Çalışmaya toplam 2 bin 51 kişi katıldı: 1237'si 41 ila 56 yaşındaki orta yaşlı yetişkinler, 814'ü ise 59 ila 90 yaşındaki ebeveynleriydi. Turku Üniversitesi'nden araştırmacıların yürüttüğü çalışma The Lancet'ın Healthy Longevity adlı hakemli dergisinde yayımlandı.

Turku Üniversitesi Uygulamalı ve Önleyici Kardiyovasküler Tıp Araştırma Merkezi'nden kıdemli araştırmacı Suvi Rovio, "Halihazırda klinik uygulamada, Alzheimer'la ilişkili beta-amiloid patolojisini tespit etmek için görüntüleme çalışmaları veya beyin omurilik sıvısı örneği gerekiyor" diyor.
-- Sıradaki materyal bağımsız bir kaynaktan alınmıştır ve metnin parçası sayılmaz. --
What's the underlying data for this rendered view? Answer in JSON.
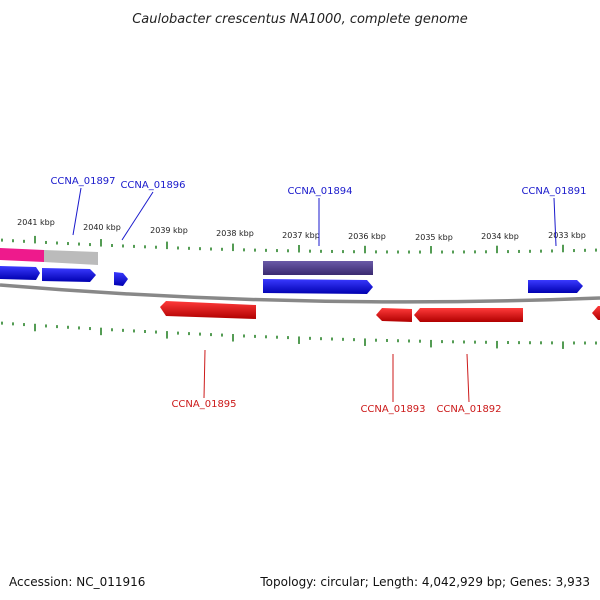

Ancak yakın zamanda geliştirilen ultra hassas ölçüm teknolojileri artık Alzheimer hastalığıyla ilişkili beyin biyobelirteçlerinin, kan örneklerinden tespit edilmesine olanak sağlıyor.

Araştırmacılar ileri yaş ve böbrek hastalığı gibi bazı faktörlerin, bilişsel gerileme başlamadan önce bile daha yüksek biyobelirteç seviyeleriyle bağlantılı olduğunu saptadı.

Ayrıca Alzheimer'ın bilinen bir genetik risk faktörü olan APOE ε4 geninin, yaşlı bireylerde daha yüksek biyobelirteç seviyeleriyle ilişkili olduğunu ancak görünüşe göre 60 yaşın altındakilerde seviyeleri henüz etkilemediğini tespit ettiler.

Ancak araştırmacılar, kan testlerinin henüz teşhis için uygun olmadığı uyarısında bulunuyor.

Rovio, "Gelecekte Alzheimer hastalığı teşhisinde kan bazlı biyobelirteçlerin güvenilir bir şekilde kullanılabilmesi için, referans değerlerin standartlaştırılması amacıyla farklı popülasyonlar ve yaş grupları arasında daha fazla araştırma yapılması gerekiyor" diyor.

Projede yer alan bir diğer kıdemli araştırmacı Marja Heiskanen bulguların, orta yaştan itibaren beyin sağlığına ilişkin yeni bilgiler sunduğunu söylüyor.

Heiskanen "Şimdiye kadar Alzheimer hastalığıyla ilişkili beyin biyobelirteçleri çoğunlukla yaşlı bireylerde incelenmişti. Çalışmamız, orta yaştan itibaren biyobelirteç seviyeleri ve ilişkili faktörler hakkında yeni bilgiler sağlıyor" ifadelerini kullanıyor.